Bottom Of The Pacific Ocean Is Getting Colder, Possibly Due To Little Ice Age
Two researchers together have found an indication of deep ocean cooling because of the Little Ice Age. Researcher Peter Huybers and Jake Gebbie have described their findings in the paper that has been published in the journal Science about the temperature of the Pacific Ocean over past 150 years.

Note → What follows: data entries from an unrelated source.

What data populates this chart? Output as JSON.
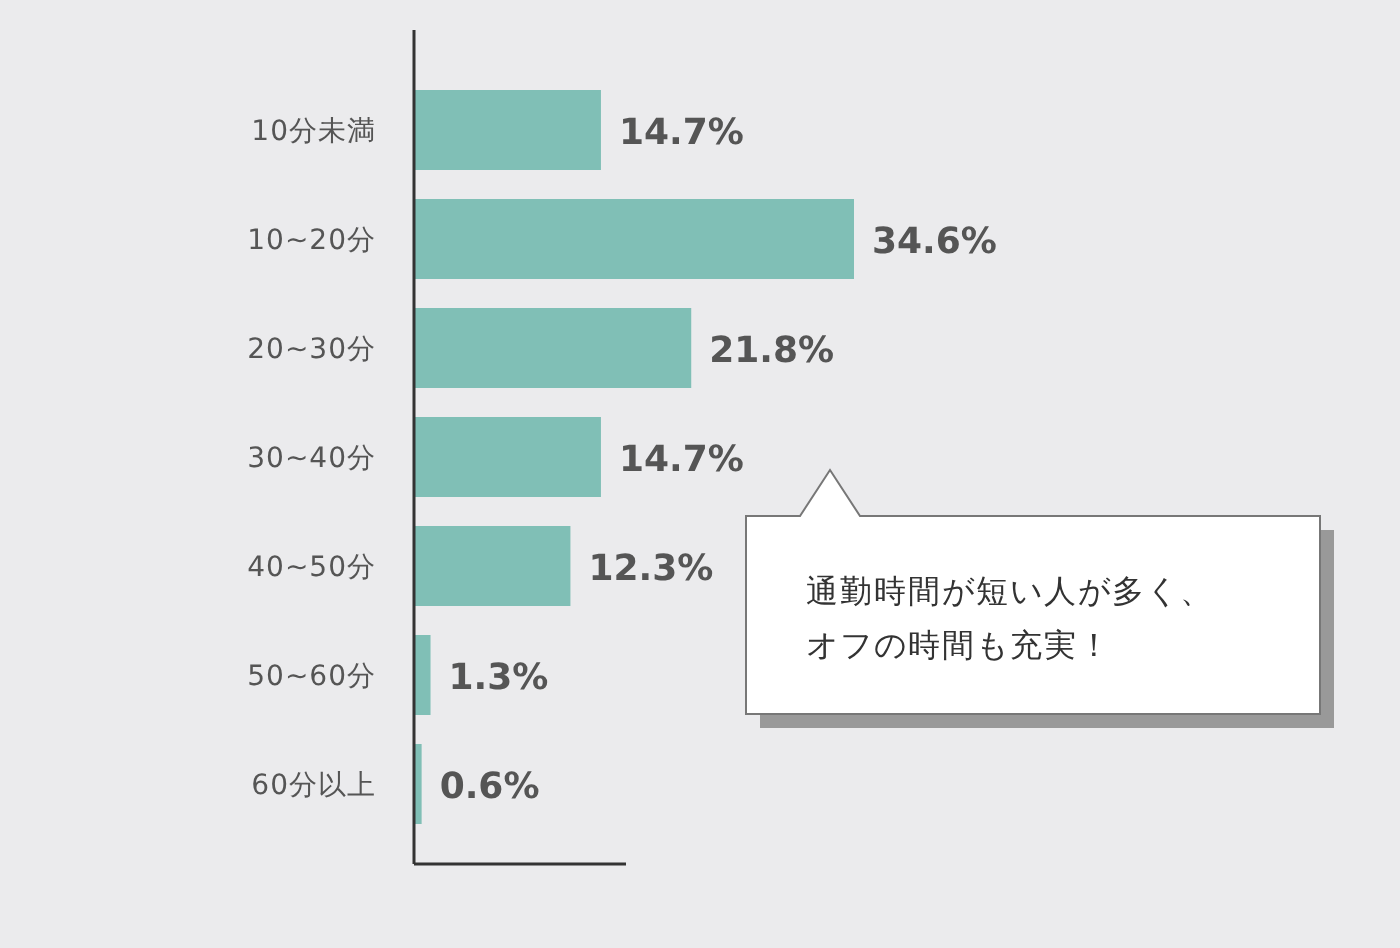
{
  "chart_data": {
    "type": "bar",
    "orientation": "horizontal",
    "categories": [
      "10分未満",
      "10~20分",
      "20~30分",
      "30~40分",
      "40~50分",
      "50~60分",
      "60分以上"
    ],
    "values": [
      14.7,
      34.6,
      21.8,
      14.7,
      12.3,
      1.3,
      0.6
    ],
    "value_labels": [
      "14.7%",
      "34.6%",
      "21.8%",
      "14.7%",
      "12.3%",
      "1.3%",
      "0.6%"
    ],
    "color": "#80bfb6",
    "annotations": [
      "通勤時間が短い人が多く、",
      "オフの時間も充実！"
    ]
  }
}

Earlier research has proposed that the water in the Pacific Ocean will take a long time to circulate down to its lowermost depths as the ocean replenished only from the south. In 2002 both Gebbie and Huber found that the ocean can take several hundred years of time to move the water present on the surface to the bottom. This study forced them to think of the water temperature that is present at the bottom of the Pacific Ocean possibly offer a clue of what surface temperatures were like several years ago. The researchers then acquired data from an international association called the Argo Program. Argo is a group of people that collect data at the depth of about 2 kilometers. To compare the data obtained, the researchers also acquired information from the HMS Challenger. The crew of the HMS Challenger had accumulated details of the temperature of the Pacific Ocean that has been taken during the years 1872 to 1876, down to a depth of about two kilometers. The researchers used the information to make a computer model. This model portrays the water circulation of the Pacific Ocean over the past 150 years.
The model presented shows that over the course of the 20th Century, the Pacific Ocean cooled at depths of up to 2.6 kilometers. As per the researchers, the temperature difference would be around 0.02 and 0.08° C. The researchers added that the cooling is likely due to the Little Ice Age that happened between 1300 and 1870. Before that, the time was known as the Medieval Warm Period.